A would-be police officer sued the city of Bridgeport, Conn., contending that the police chief had described her behavior as “irrational, irate, and uncooperative as well as paranoid,” which she said should trigger the provision of the Americans with Disabilities Act protecting persons “regarded as” disabled, in this case psychologically disabled. She lost when a court — applying the law as it stood at the time of her termination in mid-2008, before Congress expanded it — deemed the chief’s alleged comments to be colloquial rather than an attempt at a clinical evaluation. As the court noted, however, since 2008 the ADA Amendments Act (ADAAA) has greatly liberalized the definition of what counts as being “regarded as” disabled — which means her case might have a better chance if it arose today. [Daniel Schwartz]
4 Comments
In a rational society, being “paranoid and irrational” would disqualify a person from being a police officer.
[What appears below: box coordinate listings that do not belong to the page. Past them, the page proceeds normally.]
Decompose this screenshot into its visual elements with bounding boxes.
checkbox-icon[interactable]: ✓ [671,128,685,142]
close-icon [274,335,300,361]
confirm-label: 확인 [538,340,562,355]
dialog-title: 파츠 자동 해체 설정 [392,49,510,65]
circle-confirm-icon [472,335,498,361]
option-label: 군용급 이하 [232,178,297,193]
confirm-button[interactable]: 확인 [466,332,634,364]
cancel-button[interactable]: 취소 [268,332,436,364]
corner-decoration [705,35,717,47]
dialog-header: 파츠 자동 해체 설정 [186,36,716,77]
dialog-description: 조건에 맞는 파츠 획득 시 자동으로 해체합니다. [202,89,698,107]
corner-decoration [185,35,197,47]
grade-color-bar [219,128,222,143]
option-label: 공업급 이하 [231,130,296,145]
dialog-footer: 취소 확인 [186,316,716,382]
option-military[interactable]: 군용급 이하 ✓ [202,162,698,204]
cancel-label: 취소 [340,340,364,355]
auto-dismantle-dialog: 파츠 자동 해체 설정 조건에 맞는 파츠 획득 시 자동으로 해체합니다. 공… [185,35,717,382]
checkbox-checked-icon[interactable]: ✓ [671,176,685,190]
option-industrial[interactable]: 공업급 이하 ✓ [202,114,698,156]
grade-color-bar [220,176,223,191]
Now it appears, under the expanded ADA, that possessing those qualities will protect them from being removed from their jobs.
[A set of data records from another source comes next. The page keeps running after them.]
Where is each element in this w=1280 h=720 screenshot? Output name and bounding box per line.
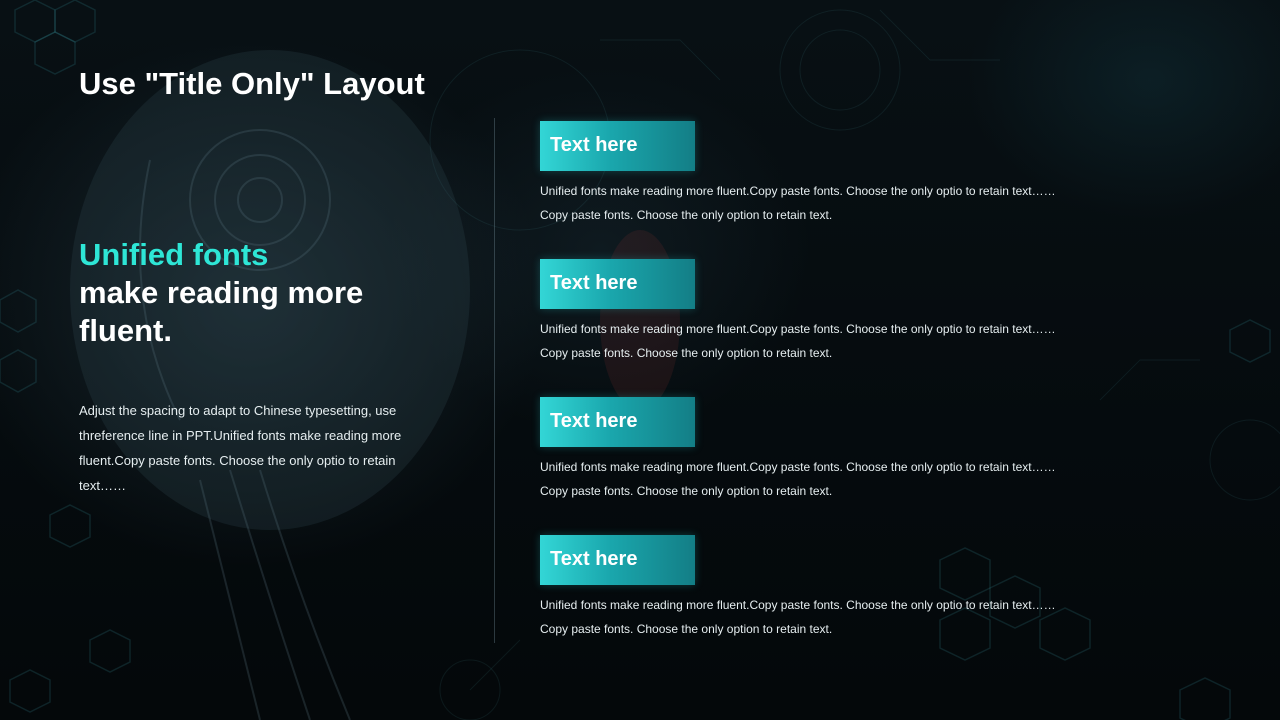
text-block-3: Text here Unified fonts make reading mor… xyxy=(540,397,1140,503)
text-block-4-line-2: Copy paste fonts. Choose the only option… xyxy=(540,622,833,636)
headline: Unified fonts make reading more fluent. xyxy=(79,236,459,350)
text-block-4-description: Unified fonts make reading more fluent.C… xyxy=(540,593,1120,641)
slide: Use "Title Only" Layout Unified fonts ma… xyxy=(0,0,1280,720)
text-block-4-line-1: Unified fonts make reading more fluent.C… xyxy=(540,598,1056,612)
text-block-2-line-1: Unified fonts make reading more fluent.C… xyxy=(540,322,1056,336)
text-block-1: Text here Unified fonts make reading mor… xyxy=(540,121,1140,227)
text-block-2: Text here Unified fonts make reading mor… xyxy=(540,259,1140,365)
text-block-1-label: Text here xyxy=(540,121,695,171)
text-block-3-line-1: Unified fonts make reading more fluent.C… xyxy=(540,460,1056,474)
text-block-4-label: Text here xyxy=(540,535,695,585)
text-block-2-line-2: Copy paste fonts. Choose the only option… xyxy=(540,346,833,360)
text-block-4: Text here Unified fonts make reading mor… xyxy=(540,535,1140,641)
text-block-1-line-2: Copy paste fonts. Choose the only option… xyxy=(540,208,833,222)
vertical-divider xyxy=(494,118,495,643)
text-block-3-label: Text here xyxy=(540,397,695,447)
text-block-3-description: Unified fonts make reading more fluent.C… xyxy=(540,455,1120,503)
headline-accent: Unified fonts xyxy=(79,237,269,272)
text-block-3-line-2: Copy paste fonts. Choose the only option… xyxy=(540,484,833,498)
text-block-1-line-1: Unified fonts make reading more fluent.C… xyxy=(540,184,1056,198)
slide-title: Use "Title Only" Layout xyxy=(79,66,425,101)
body-text: Adjust the spacing to adapt to Chinese t… xyxy=(79,403,402,493)
text-block-2-description: Unified fonts make reading more fluent.C… xyxy=(540,317,1120,365)
text-block-1-description: Unified fonts make reading more fluent.C… xyxy=(540,179,1120,227)
text-block-2-label: Text here xyxy=(540,259,695,309)
headline-rest: make reading more fluent. xyxy=(79,275,364,348)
Actually, being diagnosed as (or the standard might be in patient treatment for) having mental illness is a disqualifier for owning or possessing firearms, a necessary condition to be a law enforcement officer in these United States.
N0 Name Guy – Actually the standard is having been involuntary ordered to treatment by a court.
Thanks for the cite, Walter. It’ll be interesting to see how cases under the ADAAA develop and whether courts will still use a bit of common sense in interpreting it.